For instance, the instructors initially tell the children that big-headed children are cleverer than small headed ones, of course after measurements are taken.

In every session, the instructors pick on those with big heads to answer questions and they are showered with praises.

 To the contrary, the small headed ones are never picked and are continuously put down even though they know all the right answers.

After a while, the ‘small heads’ feel slighted and look dejected and discouraged in class.

After a while, some start crying, and say that they are just as good as the ‘big heads.’

Crucial issues

However, all this changes and eventually the teachers say that it is actually the small heads who are clever.

They then proceed to accord the small heads all the favours that the big heads were previously getting.

However at the end of the exercise they come to the self-realisation that discrimination is not worth it.

“Nillikua naskia vibaya kwa sababu tulikua tumetengwa na wengine wanatuchekelea...” says one child. “They were not treating us equally.”

Angelique says that through the film, they hope to combat ignorance and hatred at early ages.

For Wanuri, children are our last line of defense. Well sort of.

“The only way that we are going to save ourselves and the generations that are coming after us is if we shift our focus to the children.

“We need to help them think in a different way. We need to make them understand that we are born into ourselves and have no choice over the tribe, gender or race that we are.

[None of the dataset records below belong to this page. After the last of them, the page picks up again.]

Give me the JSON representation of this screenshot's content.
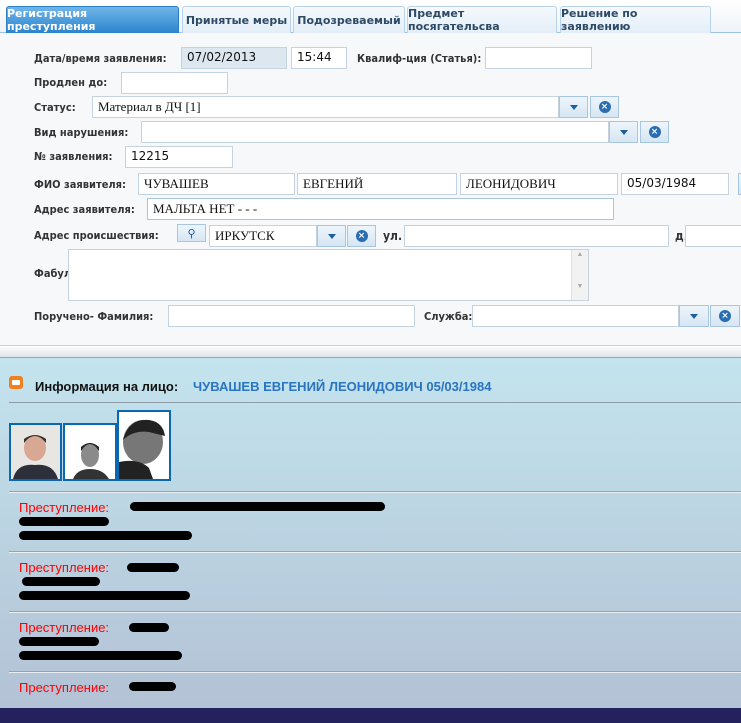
{
  "tabs": [
    {
      "label": "Регистрация преступления",
      "active": true
    },
    {
      "label": "Принятые меры",
      "active": false
    },
    {
      "label": "Подозреваемый",
      "active": false
    },
    {
      "label": "Предмет посягательсва",
      "active": false
    },
    {
      "label": "Решение по заявлению",
      "active": false
    }
  ],
  "form": {
    "date_label": "Дата/время заявления:",
    "date": "07/02/2013",
    "time": "15:44",
    "qualif_label": "Квалиф-ция (Статья):",
    "qualif": "",
    "extended_label": "Продлен до:",
    "extended": "",
    "status_label": "Статус:",
    "status": "Материал в ДЧ [1]",
    "violation_label": "Вид нарушения:",
    "violation": "",
    "number_label": "№ заявления:",
    "number": "12215",
    "fio_label": "ФИО заявителя:",
    "last_name": "ЧУВАШЕВ",
    "first_name": "ЕВГЕНИЙ",
    "middle_name": "ЛЕОНИДОВИЧ",
    "birth_date": "05/03/1984",
    "address_label": "Адрес заявителя:",
    "address": "МАЛЬТА НЕТ - - -",
    "incident_label": "Адрес происшествия:",
    "city": "ИРКУТСК",
    "street_label": "ул.",
    "street": "",
    "house_label": "д.",
    "house": "",
    "fabula_label": "Фабула:",
    "fabula": "",
    "assigned_label": "Поручено- Фамилия:",
    "assigned": "",
    "service_label": "Служба:",
    "service": ""
  },
  "info": {
    "label": "Информация на лицо:",
    "person": "ЧУВАШЕВ ЕВГЕНИЙ ЛЕОНИДОВИЧ 05/03/1984",
    "icon": "printer-icon"
  },
  "records": [
    {
      "label": "Преступление:"
    },
    {
      "label": "Преступление:"
    },
    {
      "label": "Преступление:"
    },
    {
      "label": "Преступление:"
    }
  ],
  "colors": {
    "accent": "#2c84cd",
    "person": "#2a74c0",
    "crime": "#ff0000",
    "footer": "#23225f"
  }
}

“This way, maybe some of the negativity might be done away with,” Wanuri says.

Reding, the film’s co-producer, is a British actor whose most notable roles in the UK included long running stints in two UK detective series, The Bill and Silent Witness.

He quit the silver screen for life to set up a non-governmental organisation, Sponsored Arts For Education, that focuses on educating people about HIV and Aids, as well as many other crucial issues such as female genital mutilation, rape and malnutrition, via the medium of theatre.

He recently launched his own film, Watatu, that explores radicalisation of youth at the Kenyan coast.

“His involvement with the grassroots is what endeared me to him,” says Angelique, who is the wife to the current Swiss Ambassador to Kenya as well as the goodwill ambassador for SOS Children’s Villages Kenya.

Who Am I premieres in July and the producers hope to showcase it schools countrywide.